« Une colonie » : comme des enfants, mais pas comme avant

affiche-film-une-colonieMylia entre au secondaire, au désespoir de sa petite sœur Camille. Celle-ci est sauvée d’un chien agressif par un jeune garçon vivant dans la réserve amérindienne voisine. Mylia le retrouve dans sa classe…

J’étais curieuse de voir ce film, dont la signification du titre me paraissait obscure, sans trop savoir pourquoi. Sans doute parce que je m’intéresse pas mal aux œuvres traitant de l’adolescence, même si elles sont parfois loin de ce que j’en attends (je pense à des films très stéréotypés comme LOL).

Mais celui de Geneviève Dulude-De Celles m’a positivement surprise dès l’abord, car la réalisatrice a choisi de se focaliser sur la préadolescence. Souvent, on suit le passage de l’adolescence à l’âge adulte, plutôt au lycée. Mais ici, la petite héroïne, Mylia, entre juste au secondaire (l’équivalent de notre collège) et quitte donc à peine l’enfance. Le résultat est que, sur des problématiques au fond assez proches, le traitement est plus doux.

Mais douceur ne veut pas dire manque d’intensité, loin de là ! La jeune Émilie Bierre, que j’avais déjà aperçue dans Genèse (qui traitait aussi de manière fine de l’adolescence) réussit parfaitement la synthèse d’une tendresse enfantine et d’une inquiétude typique des tourments adolescents. L’actrice est un choix parfait pour incarner cette mue : sous ses traits, Mylia quitte le cocon de l’enfance, se détache peu à peu de ce qu’elle était pour advenir au monde sous une forme nouvelle. Son personnage timide et sage m’a rappelé l’adorable Aimee Finicky de The Spectacular Now, probablement mon ado préférée de cinéma. Comme Shailene Woodley à l’époque, Émilie Bierre dégage une grande justesse, quelque chose de vrai, pur et sincère, qui se ressent aussi dans la relation des deux sœurs. La petite Camille (Irlande Côté) apporte au long-métrage une fraîcheur et une joie de vivre qui irradient et constituent un contrepoint bienvenu à des thématiques parfois douloureuses : l’alcool chez les jeunes, la découverte de la sexualité, le harcèlement scolaire…

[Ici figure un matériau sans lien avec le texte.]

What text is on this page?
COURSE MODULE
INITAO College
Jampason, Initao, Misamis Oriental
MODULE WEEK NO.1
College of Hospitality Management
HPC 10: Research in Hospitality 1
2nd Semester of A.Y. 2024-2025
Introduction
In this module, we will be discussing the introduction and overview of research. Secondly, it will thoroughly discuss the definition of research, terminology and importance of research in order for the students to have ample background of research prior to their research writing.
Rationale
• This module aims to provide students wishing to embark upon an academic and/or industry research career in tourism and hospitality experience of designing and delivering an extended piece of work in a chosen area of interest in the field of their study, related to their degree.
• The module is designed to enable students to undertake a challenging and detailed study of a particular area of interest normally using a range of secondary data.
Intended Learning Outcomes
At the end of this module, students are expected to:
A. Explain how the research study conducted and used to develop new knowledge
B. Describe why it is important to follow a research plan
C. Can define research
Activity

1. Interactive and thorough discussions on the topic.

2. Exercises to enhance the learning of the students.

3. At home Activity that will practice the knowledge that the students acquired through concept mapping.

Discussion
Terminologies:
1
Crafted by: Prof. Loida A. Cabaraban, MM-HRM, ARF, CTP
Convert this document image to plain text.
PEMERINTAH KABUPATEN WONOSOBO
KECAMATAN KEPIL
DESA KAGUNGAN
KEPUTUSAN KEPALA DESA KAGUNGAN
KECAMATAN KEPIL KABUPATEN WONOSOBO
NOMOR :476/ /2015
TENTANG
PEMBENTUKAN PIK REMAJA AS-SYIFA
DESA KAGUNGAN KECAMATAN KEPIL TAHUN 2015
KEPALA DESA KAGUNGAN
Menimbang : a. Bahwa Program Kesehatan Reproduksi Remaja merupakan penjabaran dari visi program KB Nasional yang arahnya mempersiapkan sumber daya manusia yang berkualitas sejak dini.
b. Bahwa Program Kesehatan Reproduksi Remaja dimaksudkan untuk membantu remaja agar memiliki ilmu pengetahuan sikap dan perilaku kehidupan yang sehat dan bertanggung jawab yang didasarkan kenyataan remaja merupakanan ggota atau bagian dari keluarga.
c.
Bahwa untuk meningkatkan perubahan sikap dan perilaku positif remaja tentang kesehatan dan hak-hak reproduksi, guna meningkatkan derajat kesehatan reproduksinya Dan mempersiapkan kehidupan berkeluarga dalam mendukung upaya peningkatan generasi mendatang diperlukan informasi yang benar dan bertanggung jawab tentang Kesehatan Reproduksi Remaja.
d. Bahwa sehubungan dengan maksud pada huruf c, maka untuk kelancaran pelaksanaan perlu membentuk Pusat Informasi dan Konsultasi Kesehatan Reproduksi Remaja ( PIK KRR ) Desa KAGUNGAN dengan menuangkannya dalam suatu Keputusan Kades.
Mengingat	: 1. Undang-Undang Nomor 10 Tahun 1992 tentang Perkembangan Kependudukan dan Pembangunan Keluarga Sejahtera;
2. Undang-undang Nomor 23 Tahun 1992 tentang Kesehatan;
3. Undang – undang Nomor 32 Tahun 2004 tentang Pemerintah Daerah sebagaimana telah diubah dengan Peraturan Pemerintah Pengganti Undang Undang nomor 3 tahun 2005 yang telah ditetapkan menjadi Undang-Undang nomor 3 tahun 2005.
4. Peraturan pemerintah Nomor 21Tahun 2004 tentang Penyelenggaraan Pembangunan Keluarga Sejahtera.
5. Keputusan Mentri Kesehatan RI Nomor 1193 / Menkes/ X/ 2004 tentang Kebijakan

Car on ne peut grandir seul : la vie nous confronte au groupe, et c’est là que le titre prend son sens. La colonie, c’est ce groupe d’élèves qui vit dans l’entre-soi, selon ses propres règles. Et dans la façon de filmer les rapports entre les jeunes, au plus près du réel, Geneviève Dulude-De Celles emprunte au talent de Céline Sciamma dans Tomboy, autre grand film de sortie de l’enfance et de construction de l’identité. Mais c’est aussi l’idée de colonisation qui se cache derrière le titre, présente grâce au personnage de Jimmy, l’amérindien qui vit dans une réserve. On tient là un très beau personnage masculin, proche de la nature et des animaux façon Horse Whisperer, capable de défendre ses opinions et d’affirmer sa particularité, celle de ses origines.

La rencontre entre ces deux âmes supérieures est un délice à observer, on sent qu’ils peuvent mutuellement se faire grandir, s’aider à devenir les jeunes gens authentiques qu’ils sont en puissance. Tout cela nous apparaît dans une esthétique soignée et délicate, avec des plans magnifiques dans leur apparente simplicité, l’éclairage sur les visages suffisant à faire jaillir l’émotion trouble de cet âge des possibles. Il y a dans ce film tant de promesses, tant d’espoir d’une vie belle et riche pour ces plus-tout-à-fait-enfants, qu’on en sort bouleversé(e). Au-delà de ce que j’en attendais, Une colonie est plus qu’un film canadien indé dépaysant et doux, c’est un des films les plus poignants et justes sur la préadolescence, dont la conclusion résonnera longtemps en moi.